Some sectors try to work together, but their collaborations are rarely strategic or coordinated. Challenges in the broader social safety net: homelessness, hunger, lack of access to health care, inadequate public transportation and child care bounce between the three sectors, with government assuming certain functions and contracting to businesses and nonprofits for others. Many businesses do their share, opting to pay livable wages and contributing to health care coverage, child care and retirement. But even with all three sectors chipping in to fight homelessness and hunger, the combined effort is still inadequate to meet the needs of too many Vermonters and child care capacity is declining.

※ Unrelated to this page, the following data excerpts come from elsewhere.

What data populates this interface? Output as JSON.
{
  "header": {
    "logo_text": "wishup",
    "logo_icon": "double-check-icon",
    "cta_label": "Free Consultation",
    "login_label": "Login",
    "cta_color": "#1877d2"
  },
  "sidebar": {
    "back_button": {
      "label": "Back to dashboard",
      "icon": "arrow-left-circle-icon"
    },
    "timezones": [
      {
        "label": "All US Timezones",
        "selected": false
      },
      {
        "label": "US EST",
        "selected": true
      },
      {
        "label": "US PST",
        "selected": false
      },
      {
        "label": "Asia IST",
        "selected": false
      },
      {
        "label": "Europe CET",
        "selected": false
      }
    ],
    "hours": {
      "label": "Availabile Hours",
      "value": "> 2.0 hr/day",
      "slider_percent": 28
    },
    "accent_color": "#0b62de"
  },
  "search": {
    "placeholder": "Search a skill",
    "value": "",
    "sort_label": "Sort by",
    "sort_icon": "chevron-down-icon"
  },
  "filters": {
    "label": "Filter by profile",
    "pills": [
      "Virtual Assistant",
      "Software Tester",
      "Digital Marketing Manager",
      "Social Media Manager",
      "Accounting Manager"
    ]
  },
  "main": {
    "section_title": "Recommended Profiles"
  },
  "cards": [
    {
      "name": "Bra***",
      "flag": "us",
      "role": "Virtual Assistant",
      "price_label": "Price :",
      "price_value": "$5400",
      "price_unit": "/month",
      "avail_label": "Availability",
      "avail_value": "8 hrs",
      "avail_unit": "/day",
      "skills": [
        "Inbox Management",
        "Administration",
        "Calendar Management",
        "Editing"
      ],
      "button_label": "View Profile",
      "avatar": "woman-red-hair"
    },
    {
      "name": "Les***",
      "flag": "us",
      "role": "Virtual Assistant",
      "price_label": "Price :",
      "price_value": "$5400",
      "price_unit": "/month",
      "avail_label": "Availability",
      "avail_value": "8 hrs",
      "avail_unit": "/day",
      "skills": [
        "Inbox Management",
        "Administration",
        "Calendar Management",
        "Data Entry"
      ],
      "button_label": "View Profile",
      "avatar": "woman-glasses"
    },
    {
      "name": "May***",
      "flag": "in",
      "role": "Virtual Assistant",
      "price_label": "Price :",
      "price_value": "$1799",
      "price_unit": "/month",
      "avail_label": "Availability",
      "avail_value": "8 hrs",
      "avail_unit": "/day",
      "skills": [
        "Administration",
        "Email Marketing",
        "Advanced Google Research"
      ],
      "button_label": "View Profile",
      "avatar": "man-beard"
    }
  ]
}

On the predatory side, corrections have traditionally been a government function, but years of politically and even racially motivated criminal justice practice filled our government prisons to overcapacity, leaving the business sector to enter the market. Vermont has about 250 prisoners housed in a for-profit prison in Mississippi with limited oversight or accountability by the Vermont Department of Corrections. “Concierge prisons” have opened in the West for those who can afford their luxuries — a prime example of laissez-faire politics. Economic development bounces ineffectively between all three sectors.
Traditionally, the government sector has managed the design and oversight of public education, a postal system, state and federal highway networks, public safety, the national defense, the criminal justice system and legislative and judicial systems. Teddy Roosevelt added environmental and monopoly regulation. Franklin Roosevelt added power generation and distribution and economic development, both now shared to varying degrees with the business sector. FDR’s signature addition was Social Security. Nixon and others favored adding health care, but that still remains under debate 50 years later, available only to those who can afford the insurance. About 20,000 Vermonters have no health insurance and many who do, can’t afford the copays.
Neoliberals and conservatives argue passionately for the privatization of the postal system, corrections, education, the national parks, public safety, highway management, Social Security and even the national defense which currently uses contracted mercenary forces to a limited degree. They believe that minimal government will produce the best social and economic outcomes and that the business sector — read, deregulated, low-taxed capitalism — is a more powerful delivery system than government, leaving unmet objectives to the philanthropic sector.
Liberals tend to have greater trust in government, but want a government free of influence-peddling money. They advocate for additional government programs that require either realignment of current government expenditures or additional taxation, making the case that simply touting a thriving economy, the benchmarks of which are stock market indicators and employment figures, ignores the real-life struggles that the employed have keeping up with lagging compensation growth and accelerating living costs.
But sadly, at this point in our history, the liberal-conservative spectrum is evaporating in heat generated by those on both sides who have despaired of democracy’s capacity to achieve anything on their behalf. This is self-defeating. We have the resources but lack leadership and strategy. We must agree on how to use Vermont’s powerful government ($6.1 billion), business ($32 billion gross domestic product), and nonprofit sectors ($6 billion) most efficiently and effectively to make Vermont a more secure place to live, while setting new rules for collaboration and accountability.
Governor, we have no plan and no plan for even making a plan. Who’s leading?